Why you ask? It's all because the palms are brown, and some are even dead.
"We've had an extremely harsh winter this last winter. And then, with the prior one, it was like a one-two punch," said Rachel Cook, general manager of the Jungle Golf on Pacific Avenue.
Crews have been on the move at the Jungle Golf to replace several palms that did not make it through the winter.
Cook says in the past, she and her team have wrapped the trees and even used spray to protect them from the elements. But this go-round, a lot of the palms didn't make it.
"The cold, then the ice and just yeah, they got a beat down," said Cook.

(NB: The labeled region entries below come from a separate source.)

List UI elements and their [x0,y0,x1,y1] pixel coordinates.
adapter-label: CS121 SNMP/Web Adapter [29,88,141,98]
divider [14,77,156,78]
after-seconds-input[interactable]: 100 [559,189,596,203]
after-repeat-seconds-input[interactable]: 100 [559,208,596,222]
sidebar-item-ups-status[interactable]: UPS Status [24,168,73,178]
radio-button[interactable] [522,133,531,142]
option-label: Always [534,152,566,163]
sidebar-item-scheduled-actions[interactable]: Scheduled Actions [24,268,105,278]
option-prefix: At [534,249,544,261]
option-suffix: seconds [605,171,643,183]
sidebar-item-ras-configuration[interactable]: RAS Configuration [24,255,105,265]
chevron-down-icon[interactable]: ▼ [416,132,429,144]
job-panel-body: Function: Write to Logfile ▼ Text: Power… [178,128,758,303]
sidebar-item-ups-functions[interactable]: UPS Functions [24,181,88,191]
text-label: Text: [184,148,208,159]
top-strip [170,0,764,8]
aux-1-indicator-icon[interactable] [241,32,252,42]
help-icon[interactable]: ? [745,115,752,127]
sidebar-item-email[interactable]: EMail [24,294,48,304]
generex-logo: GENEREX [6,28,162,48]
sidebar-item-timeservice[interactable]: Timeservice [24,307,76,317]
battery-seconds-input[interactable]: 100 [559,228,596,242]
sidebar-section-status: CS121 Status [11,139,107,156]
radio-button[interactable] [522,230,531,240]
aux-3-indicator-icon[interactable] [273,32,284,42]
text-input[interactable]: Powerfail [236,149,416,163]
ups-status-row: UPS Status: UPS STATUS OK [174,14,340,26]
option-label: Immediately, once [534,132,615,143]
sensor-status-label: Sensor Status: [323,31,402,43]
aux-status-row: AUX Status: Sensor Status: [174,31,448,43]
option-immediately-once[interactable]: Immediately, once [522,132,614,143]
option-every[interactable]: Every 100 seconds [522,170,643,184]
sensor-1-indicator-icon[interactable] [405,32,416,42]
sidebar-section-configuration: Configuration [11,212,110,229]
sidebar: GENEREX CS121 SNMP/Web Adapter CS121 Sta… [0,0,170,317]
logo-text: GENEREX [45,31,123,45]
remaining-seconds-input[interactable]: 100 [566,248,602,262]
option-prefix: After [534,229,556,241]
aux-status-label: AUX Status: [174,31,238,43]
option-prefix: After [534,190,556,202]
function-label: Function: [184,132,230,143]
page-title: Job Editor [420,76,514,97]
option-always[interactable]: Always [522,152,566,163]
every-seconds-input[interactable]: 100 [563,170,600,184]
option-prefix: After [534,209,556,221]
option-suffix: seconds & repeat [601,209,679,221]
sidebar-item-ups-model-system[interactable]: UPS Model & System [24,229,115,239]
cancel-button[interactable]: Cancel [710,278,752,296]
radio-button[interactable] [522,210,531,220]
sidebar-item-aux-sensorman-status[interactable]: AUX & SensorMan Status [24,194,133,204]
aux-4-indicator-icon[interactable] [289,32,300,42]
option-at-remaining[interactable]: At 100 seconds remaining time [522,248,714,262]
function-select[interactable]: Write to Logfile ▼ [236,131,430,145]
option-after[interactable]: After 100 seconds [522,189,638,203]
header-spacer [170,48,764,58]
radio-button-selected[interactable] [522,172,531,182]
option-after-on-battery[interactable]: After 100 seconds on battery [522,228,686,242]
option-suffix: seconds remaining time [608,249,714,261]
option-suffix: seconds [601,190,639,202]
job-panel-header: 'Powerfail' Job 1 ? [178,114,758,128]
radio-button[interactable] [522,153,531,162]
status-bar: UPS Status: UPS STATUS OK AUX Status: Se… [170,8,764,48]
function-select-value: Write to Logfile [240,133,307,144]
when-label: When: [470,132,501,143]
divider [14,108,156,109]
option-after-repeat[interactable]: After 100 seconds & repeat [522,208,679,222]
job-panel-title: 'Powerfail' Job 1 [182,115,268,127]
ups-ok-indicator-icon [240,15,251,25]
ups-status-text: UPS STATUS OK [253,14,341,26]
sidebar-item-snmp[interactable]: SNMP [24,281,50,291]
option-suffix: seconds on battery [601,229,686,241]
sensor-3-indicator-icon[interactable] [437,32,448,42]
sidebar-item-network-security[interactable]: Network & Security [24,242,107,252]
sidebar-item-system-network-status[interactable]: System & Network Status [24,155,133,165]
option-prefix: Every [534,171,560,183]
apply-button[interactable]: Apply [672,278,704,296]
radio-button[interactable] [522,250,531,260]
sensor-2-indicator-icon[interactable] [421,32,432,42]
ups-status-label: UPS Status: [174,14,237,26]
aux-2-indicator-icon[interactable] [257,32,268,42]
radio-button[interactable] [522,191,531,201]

In just a matter of days, hundreds of people will be on the Oceanfront. So, in order to improve the aesthetics of the city for visitors, city officials want the brown palms to look more healthy and green.
"Some of them have weathered the storm and weathered the winter and have been there for years. And some of them only a year," said Symsi Houser, operations coordinator for the city's landscape management division.
Houser says the city is responsible for several of the non-native palms at Neptune Park at 31st Street. Most of the palms on the strip, however, belong to hotels and businesses, which they'll have to replace themselves.
"They got rotten inside. That's where all their growth comes, right out that top right there," said Houser.
Folks are busy getting the brown trees replaced with new ones before the holiday weekend.
"It makes it look like a summer destination and a more tropical feel and beachy," said Cook.